Patrick Ishmael blogs about the ever-changing job-creation claims for the proposed tax credits for the so-called Aerotropolis warehouse project at Lambert Airport. The current claim from the St. Louis Regional Chamber and Growth Association (RCGA) is that the tax credits would lead to the creation of 29,000 or so jobs.
The RCGA's analysis makes just about every classic error typical of this variety of economic impact study. For one, it assumes that the project will be a roaring success: Not only would the credits be fully subscribed, but the resulting warehouse space would be pretty much fully utilized, despite the glut of warehouse space in the area already. That assumption at least has the virtue of being a theoretical possibility, even if it is extremely remote.
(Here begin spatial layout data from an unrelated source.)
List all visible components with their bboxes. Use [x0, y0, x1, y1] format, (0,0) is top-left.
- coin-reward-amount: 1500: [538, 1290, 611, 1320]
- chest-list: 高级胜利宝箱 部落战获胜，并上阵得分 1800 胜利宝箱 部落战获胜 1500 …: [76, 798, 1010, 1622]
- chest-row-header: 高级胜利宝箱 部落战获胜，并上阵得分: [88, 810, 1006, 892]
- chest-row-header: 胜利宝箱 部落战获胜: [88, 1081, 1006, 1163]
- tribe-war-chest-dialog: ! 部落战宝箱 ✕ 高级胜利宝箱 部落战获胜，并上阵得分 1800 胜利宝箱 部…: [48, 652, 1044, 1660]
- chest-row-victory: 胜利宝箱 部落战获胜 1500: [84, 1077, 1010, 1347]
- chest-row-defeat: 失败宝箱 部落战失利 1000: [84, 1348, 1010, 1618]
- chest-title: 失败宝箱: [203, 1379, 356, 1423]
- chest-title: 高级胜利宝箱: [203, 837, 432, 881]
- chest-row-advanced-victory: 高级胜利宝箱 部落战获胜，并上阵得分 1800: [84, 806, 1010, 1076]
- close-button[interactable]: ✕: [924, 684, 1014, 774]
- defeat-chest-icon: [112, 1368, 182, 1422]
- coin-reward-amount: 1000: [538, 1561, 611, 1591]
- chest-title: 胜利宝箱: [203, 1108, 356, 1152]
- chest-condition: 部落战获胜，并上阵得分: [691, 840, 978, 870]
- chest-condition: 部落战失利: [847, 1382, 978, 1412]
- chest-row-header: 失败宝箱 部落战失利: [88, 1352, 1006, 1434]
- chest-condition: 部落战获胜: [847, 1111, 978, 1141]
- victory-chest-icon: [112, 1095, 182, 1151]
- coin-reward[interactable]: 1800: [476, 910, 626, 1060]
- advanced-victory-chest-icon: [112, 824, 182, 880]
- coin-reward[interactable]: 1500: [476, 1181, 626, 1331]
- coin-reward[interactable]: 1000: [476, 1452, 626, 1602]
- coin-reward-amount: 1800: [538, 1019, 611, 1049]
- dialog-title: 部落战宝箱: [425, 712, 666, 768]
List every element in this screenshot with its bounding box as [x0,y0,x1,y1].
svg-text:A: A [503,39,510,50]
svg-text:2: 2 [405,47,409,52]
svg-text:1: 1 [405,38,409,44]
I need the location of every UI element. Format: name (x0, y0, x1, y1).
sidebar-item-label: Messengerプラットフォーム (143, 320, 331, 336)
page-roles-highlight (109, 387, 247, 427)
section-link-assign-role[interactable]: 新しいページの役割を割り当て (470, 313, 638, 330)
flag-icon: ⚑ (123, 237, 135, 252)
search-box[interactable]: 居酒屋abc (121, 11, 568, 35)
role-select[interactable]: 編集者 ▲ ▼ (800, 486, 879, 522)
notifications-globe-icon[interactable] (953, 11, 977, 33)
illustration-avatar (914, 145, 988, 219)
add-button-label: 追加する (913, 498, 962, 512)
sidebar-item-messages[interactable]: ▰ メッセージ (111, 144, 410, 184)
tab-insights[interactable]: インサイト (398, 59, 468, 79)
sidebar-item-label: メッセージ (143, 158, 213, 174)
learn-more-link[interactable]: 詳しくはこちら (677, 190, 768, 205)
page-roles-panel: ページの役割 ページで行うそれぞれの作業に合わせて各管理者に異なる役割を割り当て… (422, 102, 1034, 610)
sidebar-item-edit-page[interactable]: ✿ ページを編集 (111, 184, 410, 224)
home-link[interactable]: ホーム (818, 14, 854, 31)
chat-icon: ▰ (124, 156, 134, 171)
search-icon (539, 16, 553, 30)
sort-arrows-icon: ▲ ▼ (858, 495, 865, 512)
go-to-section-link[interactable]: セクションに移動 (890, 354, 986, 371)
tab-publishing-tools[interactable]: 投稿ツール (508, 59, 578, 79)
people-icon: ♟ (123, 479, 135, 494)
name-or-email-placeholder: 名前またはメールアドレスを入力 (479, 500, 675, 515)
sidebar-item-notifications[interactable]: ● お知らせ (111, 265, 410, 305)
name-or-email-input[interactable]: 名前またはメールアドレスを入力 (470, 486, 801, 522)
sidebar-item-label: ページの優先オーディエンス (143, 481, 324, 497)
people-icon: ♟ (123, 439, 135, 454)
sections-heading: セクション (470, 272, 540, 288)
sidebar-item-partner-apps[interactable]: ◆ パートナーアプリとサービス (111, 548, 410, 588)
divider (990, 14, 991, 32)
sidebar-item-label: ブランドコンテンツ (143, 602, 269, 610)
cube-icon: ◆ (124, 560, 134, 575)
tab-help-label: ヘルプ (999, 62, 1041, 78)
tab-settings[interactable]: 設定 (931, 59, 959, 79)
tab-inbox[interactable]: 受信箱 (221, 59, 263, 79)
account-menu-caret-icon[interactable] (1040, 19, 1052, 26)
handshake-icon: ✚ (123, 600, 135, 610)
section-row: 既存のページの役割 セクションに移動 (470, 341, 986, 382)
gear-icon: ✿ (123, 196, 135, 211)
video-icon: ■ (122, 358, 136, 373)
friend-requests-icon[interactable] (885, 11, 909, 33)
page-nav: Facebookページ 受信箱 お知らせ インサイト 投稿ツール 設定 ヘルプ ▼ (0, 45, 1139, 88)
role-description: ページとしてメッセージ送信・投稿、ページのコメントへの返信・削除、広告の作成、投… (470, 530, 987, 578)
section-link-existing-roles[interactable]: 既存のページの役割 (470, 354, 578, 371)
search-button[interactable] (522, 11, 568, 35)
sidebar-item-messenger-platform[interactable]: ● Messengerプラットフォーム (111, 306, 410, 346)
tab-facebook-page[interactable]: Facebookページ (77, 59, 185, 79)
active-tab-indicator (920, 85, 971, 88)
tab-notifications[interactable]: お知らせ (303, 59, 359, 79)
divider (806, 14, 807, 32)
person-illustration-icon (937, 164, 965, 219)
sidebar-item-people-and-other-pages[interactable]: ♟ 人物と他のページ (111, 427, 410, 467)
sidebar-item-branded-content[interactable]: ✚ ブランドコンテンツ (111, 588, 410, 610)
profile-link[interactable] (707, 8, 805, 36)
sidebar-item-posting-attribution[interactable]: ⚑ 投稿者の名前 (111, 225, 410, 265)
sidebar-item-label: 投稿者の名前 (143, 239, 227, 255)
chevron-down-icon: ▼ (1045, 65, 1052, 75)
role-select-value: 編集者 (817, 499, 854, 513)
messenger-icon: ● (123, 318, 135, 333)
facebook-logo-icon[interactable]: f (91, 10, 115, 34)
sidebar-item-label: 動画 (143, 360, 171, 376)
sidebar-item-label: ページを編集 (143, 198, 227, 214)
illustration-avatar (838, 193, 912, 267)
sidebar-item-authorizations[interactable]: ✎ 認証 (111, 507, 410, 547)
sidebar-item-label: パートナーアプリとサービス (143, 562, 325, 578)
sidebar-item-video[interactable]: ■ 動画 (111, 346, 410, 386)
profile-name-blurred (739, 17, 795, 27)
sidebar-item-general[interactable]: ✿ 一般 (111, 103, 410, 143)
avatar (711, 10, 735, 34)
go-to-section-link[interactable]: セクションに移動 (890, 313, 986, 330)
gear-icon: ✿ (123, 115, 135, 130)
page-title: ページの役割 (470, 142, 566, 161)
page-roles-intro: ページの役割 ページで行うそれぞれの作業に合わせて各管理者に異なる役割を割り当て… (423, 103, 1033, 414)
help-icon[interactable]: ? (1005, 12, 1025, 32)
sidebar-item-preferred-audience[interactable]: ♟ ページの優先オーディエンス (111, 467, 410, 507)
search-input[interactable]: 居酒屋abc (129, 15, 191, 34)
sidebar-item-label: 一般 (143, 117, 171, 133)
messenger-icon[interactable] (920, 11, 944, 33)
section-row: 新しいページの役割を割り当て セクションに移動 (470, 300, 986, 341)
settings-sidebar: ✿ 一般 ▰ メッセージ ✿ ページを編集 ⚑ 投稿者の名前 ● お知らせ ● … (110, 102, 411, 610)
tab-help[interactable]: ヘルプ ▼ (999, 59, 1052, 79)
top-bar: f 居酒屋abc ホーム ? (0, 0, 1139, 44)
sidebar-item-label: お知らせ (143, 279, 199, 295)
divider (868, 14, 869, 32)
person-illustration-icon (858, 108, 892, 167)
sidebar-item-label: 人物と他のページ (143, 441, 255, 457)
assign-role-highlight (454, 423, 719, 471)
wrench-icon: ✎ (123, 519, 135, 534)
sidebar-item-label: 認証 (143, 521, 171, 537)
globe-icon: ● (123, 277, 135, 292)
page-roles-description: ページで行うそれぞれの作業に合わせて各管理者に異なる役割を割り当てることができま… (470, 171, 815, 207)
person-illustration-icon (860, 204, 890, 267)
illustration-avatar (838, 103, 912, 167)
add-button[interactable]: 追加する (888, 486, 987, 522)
The most egregious error the study makes, which cannot possibly be true, is that the resources used to construct and staff the warehouses would not have been used to do anything else (i.e., the project has no opportunity costs). But all of the capital, land, steel, manpower, equipment, etc. that would be involved in the project needs to come from somewhere. Specifically, these resources would be drawn from other projects and activities elsewhere in the local economy, thereby reducing employment in other sectors. It is the existence of these opportunity costs that make it very unlikely that the Aerotropolis credits would have anything like their projected impact. In fact, nearly every independent study on state tax credits finds a zero or negligible impact on local employment.